Question Three:Did Canadian Airlines' CEO Kevin Benson tell Transport Minister David Collenette that a condition of Onex's bid included a suspension of the Competition Act, before Aug. 13?
Question Four:Why is the suspension of the Competition Bureau's authority for 90 days said to be a condition of the Onex bid, which expires two days before the bureau's authority returns? Why did the Royal Bank's mutual-fund subsidiary see so much value in the 90-day suspension period that it intervened in court to support Onex's demand for an early vote by Air Canada shareholders?
Question Five:The Canada Transportation Act requires that the Aug. 13 decision to suspend the Competition Act be placed before Parliament "within seven sitting days after the order is made," and that a parliamentary committee review it. Parliament is in summer recess, and it is now apparent that Parliament's scheduled Sept. 20 opening will be delayed until Oct. 12. Seven sitting days after that is Oct. 20. The 90-day suspension of the Competition Bureau's authority ends on Nov. 11, two days after Onex's bid for Canadian and Air Canada expires. Are the Liberals frustrating the intent of the act for early parliamentary review to avoid political heat?

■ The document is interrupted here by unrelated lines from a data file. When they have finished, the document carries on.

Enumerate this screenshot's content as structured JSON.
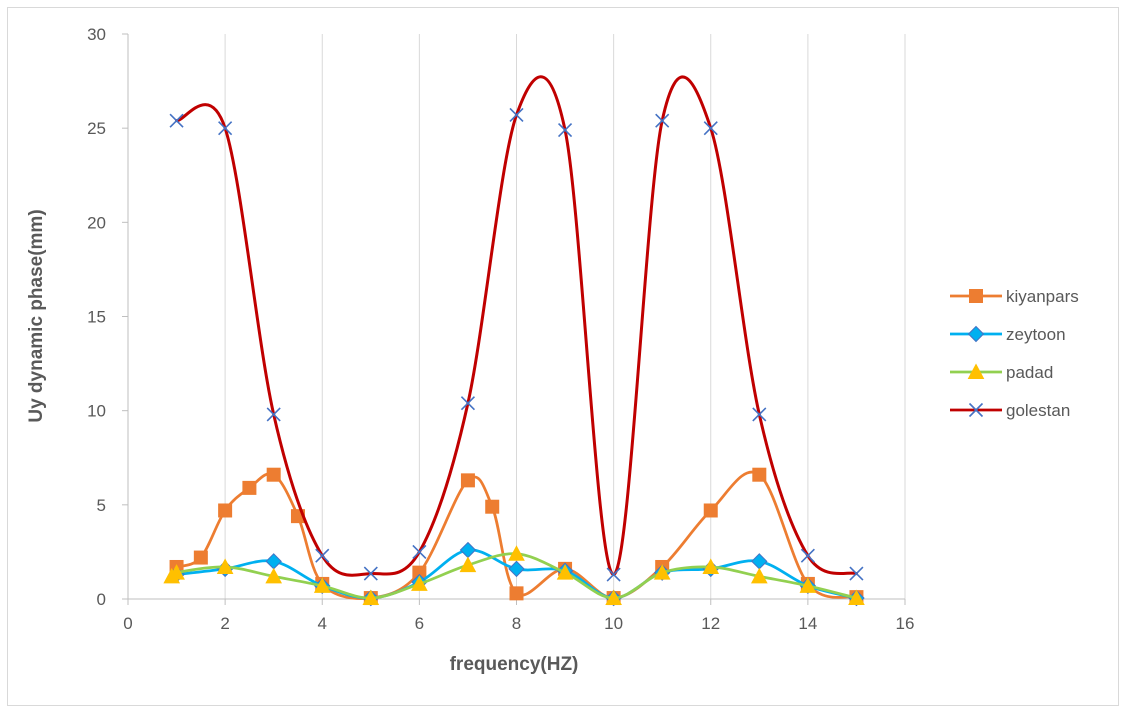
{
  "chart_data": {
    "type": "scatter",
    "title": "",
    "xlabel": "frequency(HZ)",
    "ylabel": "Uy dynamic phase(mm)",
    "xlim": [
      0,
      16
    ],
    "ylim": [
      0,
      30
    ],
    "xticks": [
      0,
      2,
      4,
      6,
      8,
      10,
      12,
      14,
      16
    ],
    "yticks": [
      0,
      5,
      10,
      15,
      20,
      25,
      30
    ],
    "grid": "vertical",
    "legend": "right",
    "smooth_lines": true,
    "series": [
      {
        "name": "kiyanpars",
        "color": "#ED7D31",
        "marker": "square",
        "x": [
          1,
          1.5,
          2,
          2.5,
          3,
          3.5,
          4,
          5,
          6,
          7,
          7.5,
          8,
          9,
          10,
          11,
          12,
          13,
          14,
          15
        ],
        "y": [
          1.7,
          2.2,
          4.7,
          5.9,
          6.6,
          4.4,
          0.8,
          0.05,
          1.4,
          6.3,
          4.9,
          0.3,
          1.6,
          0.05,
          1.7,
          4.7,
          6.6,
          0.8,
          0.1
        ]
      },
      {
        "name": "zeytoon",
        "color": "#00B0F0",
        "marker": "diamond",
        "x": [
          1,
          2,
          3,
          4,
          5,
          6,
          7,
          8,
          9,
          10,
          11,
          12,
          13,
          14,
          15
        ],
        "y": [
          1.3,
          1.6,
          2.0,
          0.7,
          0.05,
          0.9,
          2.6,
          1.6,
          1.5,
          0.05,
          1.4,
          1.6,
          2.0,
          0.7,
          0.05
        ]
      },
      {
        "name": "padad",
        "color": "#92D050",
        "marker": "triangle",
        "x": [
          0.9,
          1,
          2,
          3,
          4,
          5,
          6,
          7,
          8,
          9,
          10,
          11,
          12,
          13,
          14,
          15
        ],
        "y": [
          1.2,
          1.4,
          1.7,
          1.2,
          0.7,
          0.05,
          0.8,
          1.8,
          2.4,
          1.4,
          0.05,
          1.4,
          1.7,
          1.2,
          0.7,
          0.05
        ]
      },
      {
        "name": "golestan",
        "color": "#C00000",
        "marker": "x",
        "x": [
          1,
          2,
          3,
          4,
          5,
          6,
          7,
          8,
          9,
          10,
          11,
          12,
          13,
          14,
          15
        ],
        "y": [
          25.4,
          25.0,
          9.8,
          2.3,
          1.35,
          2.5,
          10.4,
          25.7,
          24.9,
          1.3,
          25.4,
          25.0,
          9.8,
          2.3,
          1.35
        ]
      }
    ]
  }
}
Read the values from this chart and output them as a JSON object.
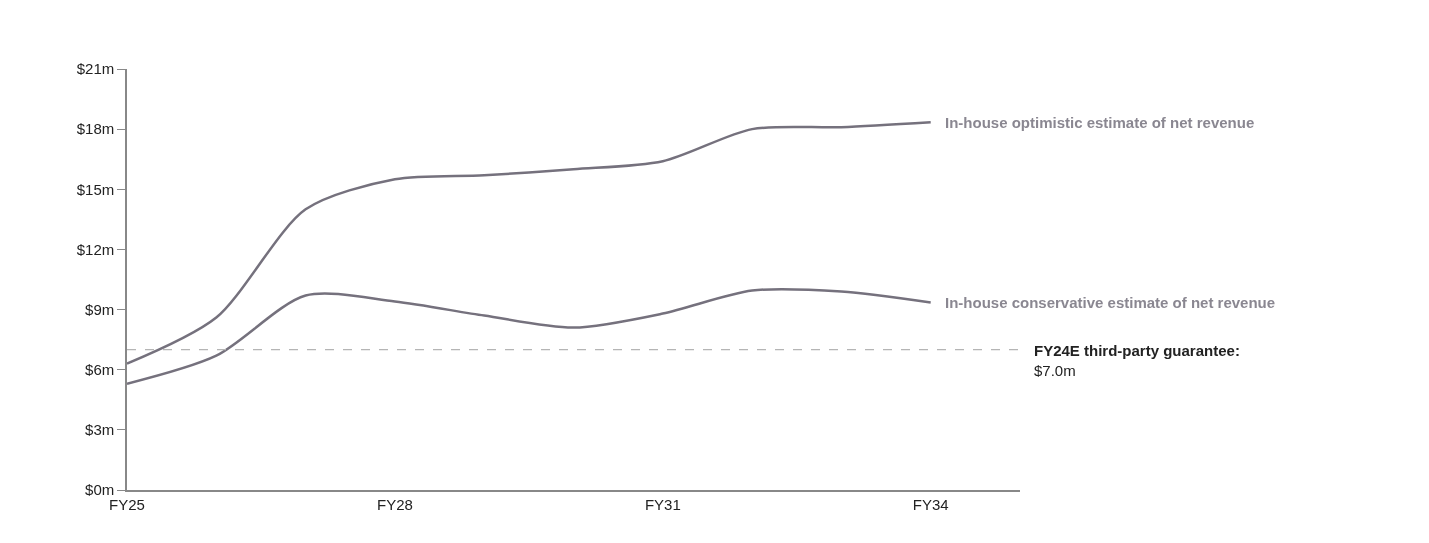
{
  "chart_data": {
    "type": "line",
    "categories": [
      "FY25",
      null,
      null,
      "FY28",
      null,
      null,
      "FY31",
      null,
      null,
      "FY34"
    ],
    "series": [
      {
        "name": "In-house optimistic estimate of net revenue",
        "color": "#75717d",
        "values": [
          6.3,
          8.6,
          14.0,
          15.5,
          15.7,
          16.0,
          16.4,
          18.0,
          18.1,
          18.35
        ]
      },
      {
        "name": "In-house conservative estimate of net revenue",
        "color": "#75717d",
        "values": [
          5.3,
          6.7,
          9.7,
          9.4,
          8.7,
          8.1,
          8.8,
          9.95,
          9.9,
          9.35
        ]
      }
    ],
    "ylim": [
      0,
      21
    ],
    "yticks": [
      {
        "value": 0,
        "label": "$0m"
      },
      {
        "value": 3,
        "label": "$3m"
      },
      {
        "value": 6,
        "label": "$6m"
      },
      {
        "value": 9,
        "label": "$9m"
      },
      {
        "value": 12,
        "label": "$12m"
      },
      {
        "value": 15,
        "label": "$15m"
      },
      {
        "value": 18,
        "label": "$18m"
      },
      {
        "value": 21,
        "label": "$21m"
      }
    ],
    "ref_lines": [
      {
        "axis": "y",
        "value": 7.0,
        "label": "FY24E third-party guarantee:\n$7.0m",
        "color": "#b5b5b5",
        "line_style": "dashed"
      }
    ],
    "legend": false,
    "marker": "none",
    "line_style": "solid"
  }
}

Onex has made a conventional takeover and merger bid, which should come under the full authority of the Competition Bureau, at arm's length from the Liberal government. If the Onex bid doesn't make sense without political intervention that effectively favours Onex over other bidders, let some other scenario unfold.
Then there's Air Canada denied access to recordsCourt hints airline may have to go to OSC for Onex's trading activities before it made takeover bid JACQUIE McNISH and RICHARD BLACKWELL The Globe and Mail Wednesday, September 15, 1999
Air Canada lost a court bid yesterday to get its hands on trading and disclosure documents from Onex Corp., raising the possibility that it may take the matter before securities regulators.
Ontario Superior Court Justice Robert Blair denied an application from Air Canada seeking documents and trading records fromOnex that relate to what he described as "insider trading" issues. He also denied the airline's request for disclosure documents concerning Onex's activities preceding its hostile $1.8-billion proposal to merge Air Canada with Canadian Airlines International Ltd.
In his decision, Justice Blair said his court was not the appropriate place to consider broad issues involved "in a big league battle between big league players and, partially, big league hitters." Instead, he hinted that Air Canada take its issues to the Ontario Securities Commission.
....
A source at the OSC said that if there was any concrete evidence that Onex purchased its current 3.1-per-cent stake in Air Canada after it learned about the government's plans for suspending competition rules, the OSC would clearly have to take investigative action.
So far, however, there is merely conjecture and speculation, the source said, and that's not enough to prompt any investigation. "There's nothing to be done unless some evidence comes forward."
Gotta love that OSC attitude! Never mind actually going out and looking for evidence, they actually wait for it to be delivered before they start an investigation!